Question of ghost cities
The ghost city phenomenon has attracted wide attention at home and abroad, with some foreign media speculating that these cities have become a symbol of China's economy downturn.
The best-known ghost city might be Ordos. It used to be one of the richest cities in the mainland and was nicknamed "China's Dubai," but its economy is now in a free fall.
The rapid growth of the city's GDP was created by the coal-driven industry over the past decade. A large part of the wealth it accumulated through the coal industry was then funneled into the real estate sector. Money gained from property investment went back into the coal industry or was re-invested into more real estate, forming a vicious circle.
However, the coal industry soon suffered from a slide in demand as well as increasing competition from cheaper imported coal.
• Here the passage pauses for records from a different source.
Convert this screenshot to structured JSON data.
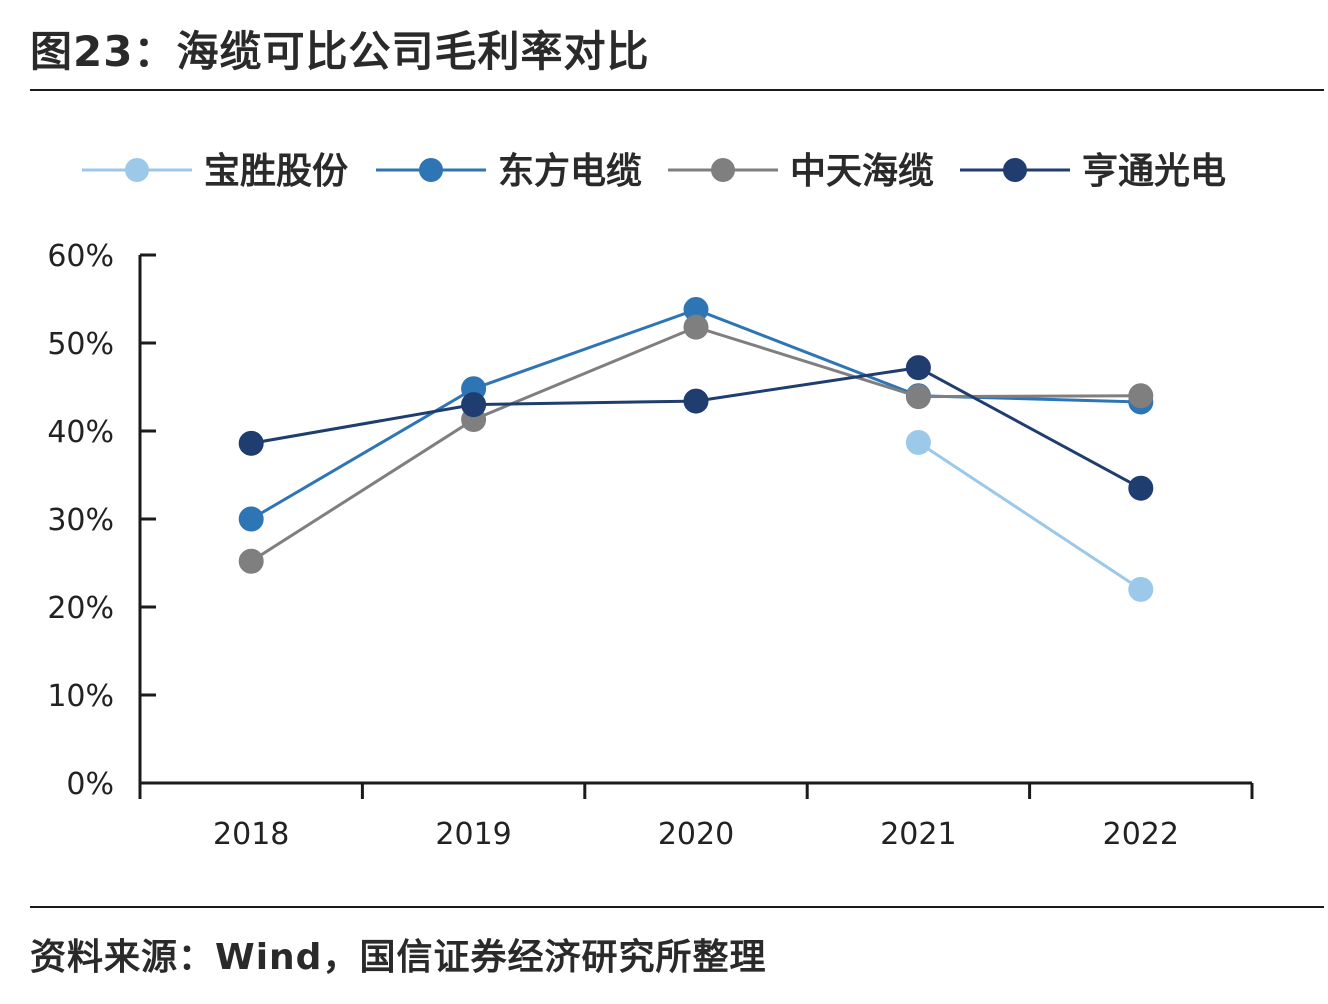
{
  "header": {
    "title": "图23：海缆可比公司毛利率对比"
  },
  "footer": {
    "source": "资料来源：Wind，国信证券经济研究所整理"
  },
  "colors": {
    "宝胜股份": "#9cc8ea",
    "东方电缆": "#2e75b6",
    "中天海缆": "#7f7f7f",
    "亨通光电": "#1f3d6e",
    "axis": "#1a1a1a"
  },
  "chart_data": {
    "type": "line",
    "title": "",
    "xlabel": "",
    "ylabel": "",
    "categories": [
      "2018",
      "2019",
      "2020",
      "2021",
      "2022"
    ],
    "ylim": [
      0,
      60
    ],
    "yticks": [
      "0%",
      "10%",
      "20%",
      "30%",
      "40%",
      "50%",
      "60%"
    ],
    "legend_position": "top",
    "grid": false,
    "series": [
      {
        "name": "宝胜股份",
        "values": [
          null,
          null,
          null,
          38.7,
          22.0
        ]
      },
      {
        "name": "东方电缆",
        "values": [
          30.0,
          44.8,
          53.8,
          44.0,
          43.3
        ]
      },
      {
        "name": "中天海缆",
        "values": [
          25.2,
          41.3,
          51.8,
          43.9,
          44.0
        ]
      },
      {
        "name": "亨通光电",
        "values": [
          38.6,
          43.0,
          43.4,
          47.2,
          33.5
        ]
      }
    ]
  }
}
As a result, when the local economy cooled, the real estate bubble burst.
A similar story also happened in Hebi, Henan province, where an initial boom due to coal led to a collapse after resources dried up in the 1990s. The local government then started to build a brand new city 40 kilometers away in 1992. But a media report this May called it an "empty city" as few people and industries were found in the new town, even after 20 years of development.
Learning from Ordos, many other local governments are now trying hard to promote real industries in new development zones rather than solely depending on a real estate-driven economy to keep people around.
As early as 2009, the Changzhou government claimed they were launching a series of preferential policies to attract major new industries including equipment manufacturing, new energy, new materials, electronic information, biotech and medicine to come to the area to enhance their competitiveness for talents.
"With the high-speed train having formed a fast channel in the Yangtze River Delta area and tight relations among cities in the area, I believe the economy in Changzhou will continue to boom in the future," said Lu.
Urbanization puzzle
Experts said that beyond the "ghost cities" phenomenon, the real urgency is the need to reflect on current urbanization patterns in China.
"China is so big and cities are very different from each other due to their particular situations. To be frank, I think that having the occasional vacancy problem is normal during any development process," Li Zhanjun, director of the Research and Development Institute at E-house China told the Global Times
"But the lesson of cities like Ordos for local governments is that a well-developed city needs to build up a well-developed industrial chain and well-balanced industrial structure first. If the local authority's strategy is to attract popularity by just building a city, then it is taking great risks for its economic future," Li noted.
Meanwhile, Liu Yuan, senior manager of Centaline Property real estate agency in Shanghai told the Global Times that prices are a key indicator of a property bubble.
"New cities can't price their real estate too high for people to afford," Liu said. While such a move might initially be used to attract demand and interest from a high-class or wealthy clientele, the real estate market in China is tired and high prices will simply put people off.